One month later, there was an explosion at a hydrogen refuelling station in Norway. This week, a hydrogen gas leak and subsequent fire at a South Korean chemical plant caused three workers to suffer burns.
Such safety concerns have fuelled protests by South Korean resident groups worried about hydrogen facilities being built in their areas.
Kim Jong-ho, who began a month-long hunger strike against a planned fuel cell power plant in the port city of Incheon two days before the Gangneung blast, said the explosion refocused attention from pollution risks of hydrogen production to safety. Incheon has since agreed to review the safety and environmental impact of the plant.

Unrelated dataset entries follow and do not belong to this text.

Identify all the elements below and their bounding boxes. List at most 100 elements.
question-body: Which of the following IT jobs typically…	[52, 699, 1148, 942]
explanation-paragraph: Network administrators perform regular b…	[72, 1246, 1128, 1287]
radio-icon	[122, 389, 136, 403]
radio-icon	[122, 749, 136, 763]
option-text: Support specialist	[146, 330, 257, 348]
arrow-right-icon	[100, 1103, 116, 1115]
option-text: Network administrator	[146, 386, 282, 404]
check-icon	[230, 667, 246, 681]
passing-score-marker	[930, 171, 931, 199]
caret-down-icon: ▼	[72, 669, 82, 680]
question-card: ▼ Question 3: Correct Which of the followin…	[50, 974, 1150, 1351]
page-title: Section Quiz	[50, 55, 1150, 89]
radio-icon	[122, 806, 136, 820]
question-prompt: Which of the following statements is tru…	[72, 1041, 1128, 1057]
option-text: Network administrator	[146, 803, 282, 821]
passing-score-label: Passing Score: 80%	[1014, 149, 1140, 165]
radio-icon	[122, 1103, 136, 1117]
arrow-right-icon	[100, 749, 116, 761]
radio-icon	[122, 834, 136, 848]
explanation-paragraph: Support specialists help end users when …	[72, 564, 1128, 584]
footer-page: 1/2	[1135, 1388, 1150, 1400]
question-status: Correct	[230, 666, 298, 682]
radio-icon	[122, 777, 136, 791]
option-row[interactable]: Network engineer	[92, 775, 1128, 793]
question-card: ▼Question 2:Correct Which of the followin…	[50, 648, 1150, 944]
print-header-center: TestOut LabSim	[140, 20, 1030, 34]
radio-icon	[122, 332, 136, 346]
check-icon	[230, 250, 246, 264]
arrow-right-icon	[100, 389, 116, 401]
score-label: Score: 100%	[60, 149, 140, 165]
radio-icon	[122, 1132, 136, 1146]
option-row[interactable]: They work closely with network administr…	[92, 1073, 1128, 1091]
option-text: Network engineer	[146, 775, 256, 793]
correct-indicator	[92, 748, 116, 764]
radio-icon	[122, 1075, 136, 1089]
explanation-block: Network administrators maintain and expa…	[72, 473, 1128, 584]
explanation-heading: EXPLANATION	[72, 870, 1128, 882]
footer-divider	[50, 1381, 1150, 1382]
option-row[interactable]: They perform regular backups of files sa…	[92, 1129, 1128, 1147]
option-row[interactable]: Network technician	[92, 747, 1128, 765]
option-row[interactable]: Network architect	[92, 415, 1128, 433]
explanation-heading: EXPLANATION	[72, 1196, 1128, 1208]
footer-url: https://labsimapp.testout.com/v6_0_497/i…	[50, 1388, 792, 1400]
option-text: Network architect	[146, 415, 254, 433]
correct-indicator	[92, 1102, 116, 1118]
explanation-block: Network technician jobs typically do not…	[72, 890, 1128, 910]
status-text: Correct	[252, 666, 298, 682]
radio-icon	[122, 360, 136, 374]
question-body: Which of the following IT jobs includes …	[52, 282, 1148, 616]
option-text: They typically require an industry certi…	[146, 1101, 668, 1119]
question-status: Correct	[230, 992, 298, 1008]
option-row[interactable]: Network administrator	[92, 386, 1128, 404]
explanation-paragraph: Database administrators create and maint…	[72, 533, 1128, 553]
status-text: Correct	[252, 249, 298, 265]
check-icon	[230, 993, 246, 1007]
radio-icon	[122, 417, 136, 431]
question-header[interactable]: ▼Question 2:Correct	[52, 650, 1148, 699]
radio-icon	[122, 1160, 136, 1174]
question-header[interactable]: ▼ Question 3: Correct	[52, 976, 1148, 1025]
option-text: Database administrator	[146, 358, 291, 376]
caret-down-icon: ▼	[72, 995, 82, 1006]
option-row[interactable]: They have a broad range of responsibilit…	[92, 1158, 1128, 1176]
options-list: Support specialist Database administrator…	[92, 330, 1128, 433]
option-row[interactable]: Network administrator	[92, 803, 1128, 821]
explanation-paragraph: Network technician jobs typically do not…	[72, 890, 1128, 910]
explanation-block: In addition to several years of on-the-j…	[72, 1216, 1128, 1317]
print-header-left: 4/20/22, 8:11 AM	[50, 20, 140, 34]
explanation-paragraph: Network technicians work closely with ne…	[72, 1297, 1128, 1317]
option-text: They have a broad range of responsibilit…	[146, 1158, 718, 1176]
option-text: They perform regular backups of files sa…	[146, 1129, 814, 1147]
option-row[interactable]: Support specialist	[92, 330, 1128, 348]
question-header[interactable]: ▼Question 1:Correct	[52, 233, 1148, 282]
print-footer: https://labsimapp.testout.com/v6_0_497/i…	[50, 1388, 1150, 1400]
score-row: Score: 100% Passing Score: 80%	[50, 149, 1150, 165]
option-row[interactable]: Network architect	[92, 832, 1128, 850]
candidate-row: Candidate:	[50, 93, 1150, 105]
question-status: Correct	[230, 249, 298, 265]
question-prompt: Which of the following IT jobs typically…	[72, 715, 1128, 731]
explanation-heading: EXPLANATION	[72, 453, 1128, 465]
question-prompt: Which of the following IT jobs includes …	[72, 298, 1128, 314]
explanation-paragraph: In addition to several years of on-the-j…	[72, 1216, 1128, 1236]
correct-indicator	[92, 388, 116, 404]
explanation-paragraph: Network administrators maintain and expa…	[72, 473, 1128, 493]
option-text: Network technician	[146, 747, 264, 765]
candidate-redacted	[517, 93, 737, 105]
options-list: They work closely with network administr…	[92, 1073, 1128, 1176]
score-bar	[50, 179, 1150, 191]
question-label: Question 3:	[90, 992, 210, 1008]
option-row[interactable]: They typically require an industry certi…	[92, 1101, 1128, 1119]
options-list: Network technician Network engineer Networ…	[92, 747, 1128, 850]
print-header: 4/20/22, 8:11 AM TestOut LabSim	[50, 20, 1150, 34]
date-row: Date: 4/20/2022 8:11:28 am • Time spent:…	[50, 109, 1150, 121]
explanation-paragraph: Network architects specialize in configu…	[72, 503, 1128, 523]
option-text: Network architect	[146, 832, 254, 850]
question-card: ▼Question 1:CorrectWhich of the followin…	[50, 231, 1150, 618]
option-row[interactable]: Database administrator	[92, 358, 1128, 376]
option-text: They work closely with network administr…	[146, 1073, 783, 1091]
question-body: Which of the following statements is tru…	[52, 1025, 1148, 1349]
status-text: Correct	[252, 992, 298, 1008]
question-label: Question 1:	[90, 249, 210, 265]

Potential station operators have also gotten cold feet since the explosions.
Pyeongtaek city in April picked two gasoline stand operators to run hydrogen stands but within three months, both decided to bow out, forcing the city to restart its search.
"At first, I had great interest. But once I looked closely, I realised the government was pushing for something that can't make profits," one of the prospective operators said, asking not to be identified.
"And I couldn't live worrying about whether there would be an explosion."
To counter such fears, the government is holding briefings for residents, while Hyundai said it is working to convince consumers of hydrogen's safety with information promoted through Youtube and social media.
'VALLEY OF DEATH'
Despite government plans for 114 hydrogen stations - key for the widespread adoption of FCVs - to be built by end-2019, only 29 have been completed. Difficulties in gaining funds from local governments or businesses meant to help shoulder half the costs, delays in finding sites and opposition from residents have also hobbled efforts.
Those constructing the stations know they are in for a slog.
"There will be a period of going through the valley of death," Yoo Jong-soo, CEO of a consortium which has been tasked with building 100 stations but which does not expect to make money until 2025, said in a June presentation.
The consortium, which includes Hyundai, has also called on the government to subsidise operating costs for hydrogen stands. Such a move is under consideration, an industry ministry official told Reuters, declining to be identified as the plan has not been finalised.
"This will only increase the burden for taxpayers who have to pay for the government's hydrogen society splurge," said Ryu Yen-hwa, a former Hyundai Motor engineer and auto analyst who believes FCVs do not make commercial sense.
Just last month, Moon's administration announced it would more than double spending on the 'hydrogen economy' to over 500 billion won next year.
That includes 359 billion won on FCVs and refuelling stations, up 52% from this year and a huge leap from the 29.8 billion won spent in 2018.
Hyundai, which touts the Nexo as an "air purifier on the road", is banking on Seoul's aggressive targets to help it achieve economies of scale and bring down costs.
It aims to cut the cost of a hydrogen car before subsidies to 50 million won once annual FCV production reaches 35,000. It hopes to make 40,000 per year by 2022, compared with plans for 11,000 next year.
In the meantime, however, the constraints around refuelling and the limited number of stations are causing much frustration.
Hydrogen stand operator Sung said while refuelling itself takes about 5-7 minutes, the next driver must wait another 20 minutes before sufficient pressure builds in the storage tank to supply the hydrogen or the car's tank will not be full.
That means he can only service about 100 fuel cell cars a day, compared to up to 1,000 at his gasoline stand. Many drivers can also not be bothered to wait 20 minutes and leave without a full tank.
Choi Gyu-ho, who bought his Nexo to take advantage of low fuel prices, also noted that a lack of stations elsewhere made it hard to leave Ulsan.
"It is very inconvenient. I feel anxious when I drive out of the city," he said.